With the inauguration of a federal administration that is more hostile to scientific research and understanding than perhaps any in American history, scientists are beginning to feel anxious. Not all scientists; medical research will probably do okay. But climate scientists, ecologists, and evolutionary scientists now feel like a persecuted minority. As a participant in all three areas of research and writing, I feel like I do not want the new government to even know what I think. Fortunately, unlike some climate scientists such as Michael Mann, who has been repeatedly persecuted by the Republicans, I am a small target.

Many other countries are much more open to scientific insights.
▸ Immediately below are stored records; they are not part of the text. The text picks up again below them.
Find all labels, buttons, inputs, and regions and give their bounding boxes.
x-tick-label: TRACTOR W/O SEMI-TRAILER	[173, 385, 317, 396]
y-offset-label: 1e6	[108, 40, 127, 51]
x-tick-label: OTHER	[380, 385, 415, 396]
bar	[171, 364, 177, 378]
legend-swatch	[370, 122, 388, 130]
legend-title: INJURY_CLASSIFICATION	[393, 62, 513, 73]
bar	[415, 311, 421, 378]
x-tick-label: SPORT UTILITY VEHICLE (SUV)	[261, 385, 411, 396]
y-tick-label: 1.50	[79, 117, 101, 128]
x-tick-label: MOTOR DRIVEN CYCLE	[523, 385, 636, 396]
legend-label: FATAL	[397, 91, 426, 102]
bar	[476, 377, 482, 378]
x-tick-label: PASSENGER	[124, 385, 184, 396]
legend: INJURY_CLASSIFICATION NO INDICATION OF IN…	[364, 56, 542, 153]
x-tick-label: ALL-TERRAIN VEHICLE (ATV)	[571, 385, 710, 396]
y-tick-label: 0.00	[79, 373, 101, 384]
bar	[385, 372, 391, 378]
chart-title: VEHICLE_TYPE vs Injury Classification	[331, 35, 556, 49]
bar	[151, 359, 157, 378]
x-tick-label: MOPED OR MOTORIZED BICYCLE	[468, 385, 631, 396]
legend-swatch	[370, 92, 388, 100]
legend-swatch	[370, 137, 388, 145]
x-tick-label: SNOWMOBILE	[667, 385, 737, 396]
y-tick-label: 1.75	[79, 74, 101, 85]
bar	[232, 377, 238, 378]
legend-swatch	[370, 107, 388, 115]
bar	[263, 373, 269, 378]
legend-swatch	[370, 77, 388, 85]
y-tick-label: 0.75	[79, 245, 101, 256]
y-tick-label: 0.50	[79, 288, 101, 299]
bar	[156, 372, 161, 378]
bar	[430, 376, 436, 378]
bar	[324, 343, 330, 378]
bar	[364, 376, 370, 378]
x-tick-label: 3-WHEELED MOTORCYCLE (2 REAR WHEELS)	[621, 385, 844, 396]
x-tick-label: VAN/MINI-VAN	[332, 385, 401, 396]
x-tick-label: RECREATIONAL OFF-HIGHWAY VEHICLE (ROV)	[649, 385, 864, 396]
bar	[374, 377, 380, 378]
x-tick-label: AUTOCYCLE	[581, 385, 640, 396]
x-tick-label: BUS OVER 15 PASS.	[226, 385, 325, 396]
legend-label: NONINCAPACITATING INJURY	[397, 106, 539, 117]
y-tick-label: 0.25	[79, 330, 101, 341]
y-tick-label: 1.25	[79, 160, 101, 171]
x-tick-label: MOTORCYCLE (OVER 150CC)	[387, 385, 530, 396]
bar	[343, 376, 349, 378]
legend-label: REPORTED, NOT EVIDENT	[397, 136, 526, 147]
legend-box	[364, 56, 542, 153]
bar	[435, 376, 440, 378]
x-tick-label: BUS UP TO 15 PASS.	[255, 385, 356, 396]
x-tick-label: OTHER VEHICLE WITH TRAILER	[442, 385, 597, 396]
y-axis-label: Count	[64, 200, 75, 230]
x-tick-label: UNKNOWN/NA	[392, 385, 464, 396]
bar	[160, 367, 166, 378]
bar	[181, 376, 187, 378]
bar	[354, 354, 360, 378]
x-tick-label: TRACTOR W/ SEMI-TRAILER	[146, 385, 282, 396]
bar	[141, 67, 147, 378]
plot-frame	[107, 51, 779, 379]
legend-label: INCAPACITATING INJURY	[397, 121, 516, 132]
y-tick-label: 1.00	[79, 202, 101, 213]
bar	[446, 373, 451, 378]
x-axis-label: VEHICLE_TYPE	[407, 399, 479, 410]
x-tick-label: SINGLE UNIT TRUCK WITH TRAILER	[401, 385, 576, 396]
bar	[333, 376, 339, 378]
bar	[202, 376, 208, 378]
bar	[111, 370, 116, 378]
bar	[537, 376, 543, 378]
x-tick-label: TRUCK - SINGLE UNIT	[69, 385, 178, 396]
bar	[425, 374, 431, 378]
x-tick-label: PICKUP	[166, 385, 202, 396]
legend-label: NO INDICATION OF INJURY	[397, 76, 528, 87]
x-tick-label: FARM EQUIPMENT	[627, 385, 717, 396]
Make no mistake: they are opening their arms to American scientists. One of these countries is China. In the fall of 2016, at least four Chinese cities bought two-page spreads near the front of Science magazine depicting themselves as wonderful places for scientists to live and work.

  • September 9: Foshan “has an obvious advantage of industrial cluster.” The advertisement proudly displayed the data about how prosperous this city is, its 7.4 million residents and its 170,255 private enterprises.
  • September 23: Nanhai advertised itself as close to the Hong Kong economically-open region, and “a highly civilized city worth visiting. It is also considered as the national sanitary city…and one of the highly-educated cities in Guangdong.”
  • September 30: Sanshui promoted its industrial potential, but mainly depicted itself as a wonderful place to live. “The southern scenery is coquettish and graceful,” says the advertisement. “Here, with picturesque scenery, people live and enjoy the peaceful and prosperous environment as well as the wonderful and leisurely moment. Here, has got the breeze, drizzle and canoes on the river form the beautiful scenery of three rivers in the misty rain.” Thank God for Google Translate.
  • October 7: Shundei advertised itself as a growing hub of manufacturing.


Of course, they mostly want to attract the same scientists that American corporations want. But it has escaped nobody’s attention that China does not officially denounce scientists who study evolution, ecology, and climate science. If I were young and mobile and with a freshly-minted Ph.D. I would give China some serious consideration.

Many American cities could, and do, promote themselves in similar terms, and they are right to do so. Tulsa, where I live, has as its slogan “A new kind of energy,” meaning the promotion of entrepreneurship instead of just the continuation of Tulsa’s twentieth century image as an oil town. The difference is at the national level, where Beijing promotes science and Washington is antagonistic toward it.

In order to prevent the “brain drain” of scientists out of the United States, it is not necessary for the government to spend a lot of money. All we need is for the Republican leaders to quit making scientists sound like traitors. The Republican Congress has relentlessly pursued investigations of climate scientists in order to discredit them, and now they have a president who has proclaimed that global warming is a hoax.


I do not foresee a massive exodus of scientists out of America. But certainly more scientists will leave America than at any time in the past.